Thomas Weylandt von der Vereinigung für Jugendgerichtshilfe glaubt dagegen, dass die Qualität sinken wird. Freie Träger könnten zur Einschätzung von Jugendlichen aus datenschutzrechtlichen Gründen nicht die gleichen Informationen abfragen wie Mitarbeiter des Amtes. Jugendliche aus schwierigen Verhältnissen würden zudem – bereits bevor sie vor Gericht landen – oft vom Jugendamt betreut, zu dem (noch) die Jugendgerichtshilfe gehört.

Rechtlich ist das Vorgehen unproblematisch

Die Trennung der Bereiche werde zu Reibungsverlusten führen, die Konsequenzen könnten fatal sein. Ein Jugendlicher, dessen Familienverhältnisse man ordnen müsste, könnte wegen einer fehlerhaften Empfehlung im Gefängnis landenund als Schwerkrimineller abgestempelt werden.
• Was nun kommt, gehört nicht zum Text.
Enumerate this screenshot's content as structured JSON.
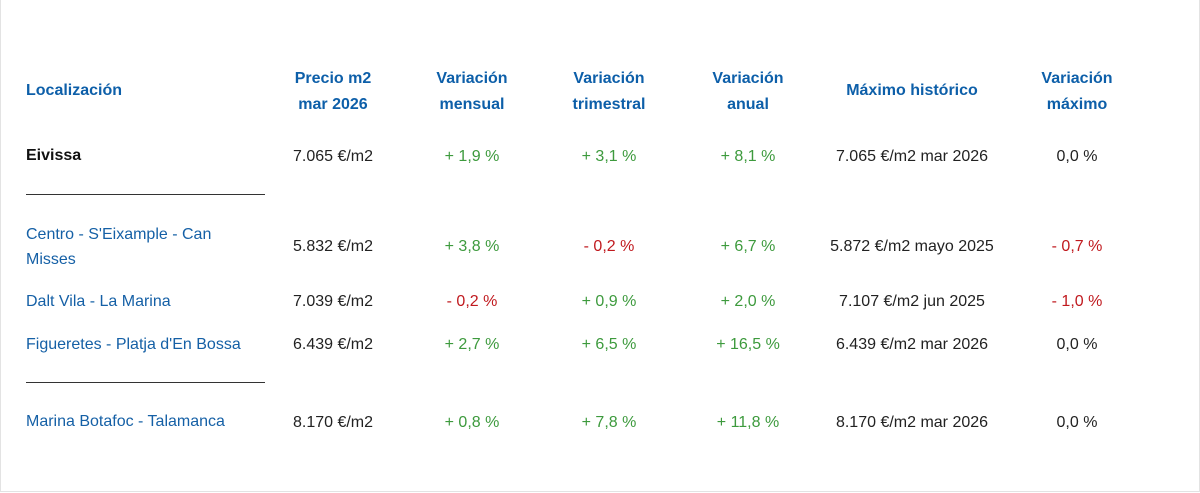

Üblich ist die „Privatisierung“ nicht, rechtlich ist sie aber möglich. Laut Kinder- und Jugendhilfegesetz können die Träger der öffentlichen Jugendhilfe – in Berlin die bezirklichen Jugendämter – ihre Aufgaben an „anerkannte Träger der freien Jugendhilfe“ übertragen. Genannt werden im Gesetz auch die Aufgaben der Jugendgerichtshilfe. „Juristisch ist das unproblematisch“, sagt auch der Göttinger Professor für Jugendstrafrecht, Jörg-Martin Jehle.

Praktiker bleiben jedoch skeptisch. „Ich glaube nicht, dass wir von freien Trägern genauso fundierte Einschätzungen bekommen würden wie von der bisherigen Jugendgerichtshilfe“, vermutet ein für Lichtenberg zuständiger Jugendrichter.